Wonder Woman #178 is a one-shot that alerts readers change is afoot, but doesn’t tie into the changes directly. “Wonder Woman’s Rival” (Denny O’Neil, Mike Sekowsky) opens with the police arresting Steve Trevor for the murder of one Alex Block. Steve says he met a girl at a hippie nightclub who can alibi him, but he didn’t get her name and can’t locate her (undoubtedly a riff on the 1940s Cornell Woolrich thriller, The Phantom Lady, which uses the same set-up). At the trial we learn Block insulted, then groped Wonder Woman, after which Steve decked him. WW, instead of thanking Steve for protecting her honor, flew off later in the middle of making out so she could deal with an emergency. A frustrated Steve went out and picked up the nameless girl.

Even by the legal standards of comic books, the case against Steve is thin. No evidence tying him to the crime, no witnesses, no weapon. Just the lack of an alibi, and WW testifying that Steve told her Block deserved to die. That’s enough for the jury to find Steve guilty though and it leaves him seething: how could Wonder Woman betray him by testifying? Because she’s totally the kind of woman who’d perjure herself under oath, am I right?

Unable to clear Steve as Wonder Woman, the Amazon decides to find the mystery woman as Diana Prince. That requires visiting counter-culture hangouts like the club, so Diana needs a whole new wardrobe to fit in.

With the help of Steve’s best friend, Roger, she find the girl, Tina. Then it turns out Roger’s an embezzler who murdered Block to hide his crimes. Now all he has to do is eliminate the two women — too bad he has no idea who Diana Prince really is.

Steve forgives WW at the story’s end, but tells her Diana’s been so awesome he wants to date both of them. As WW’s always been annoyed Steve doesn’t find her other identity attractive, this should be a win; instead, she worries that Steve will jump from dating Lt. Prince to dating more women. To keep Steve’s love, she’ll have to change.

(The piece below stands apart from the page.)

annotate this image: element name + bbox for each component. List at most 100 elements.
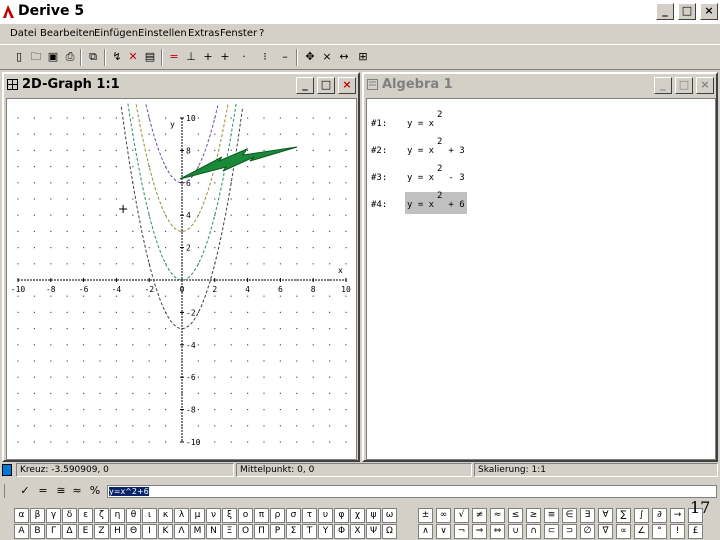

It’s hard to look at this story objectively a half-century later, particularly when I know what’s coming next. It must have been a startling break from the Kanigher norm, with a stronger plot and a more contemporary feel. On the other hand, Steve/WW doesn’t work at all well here — though of course, that’s irrelevant, given Steve’s imminent demise. Indeed, the change of direction this issue suggests is nothing like the changes that began in #179. Were Sekowsky and O’Neil pulling a sleight-of-hand so what happened next would be more of a shock?

That said, the story does set up the feel of the reboot: hip settings, cool fashions, ordinary crimes rather than supervillains or monsters. And a Wonder Woman who cares about fashion in a way that seems out of character for her.

The reboot was Mike Sekowsky’s brainchild, according to this quote on Comic Book Herald: “What they were doing in Wonder Woman, I didn’t see how a kid, male or female, could relate to it. It was so far removed from their world. I felt girls might want to read something about a super-female in the real world, something very current. So I created a new book, new characters, everything, I did up some sketches and wrote out some ideas.” The article at the link says Sekowsky’s “new book” was a separate character who became a Wonder Woman reboot but Comics Bulletin assumes Sekowsky’s idea was a WW reboot all along.

Either way, change was about to happen.

#SFWApro. Top cover by JL Garcia-Lopez, everything else by Sekowsky. This was an older post from my own blog.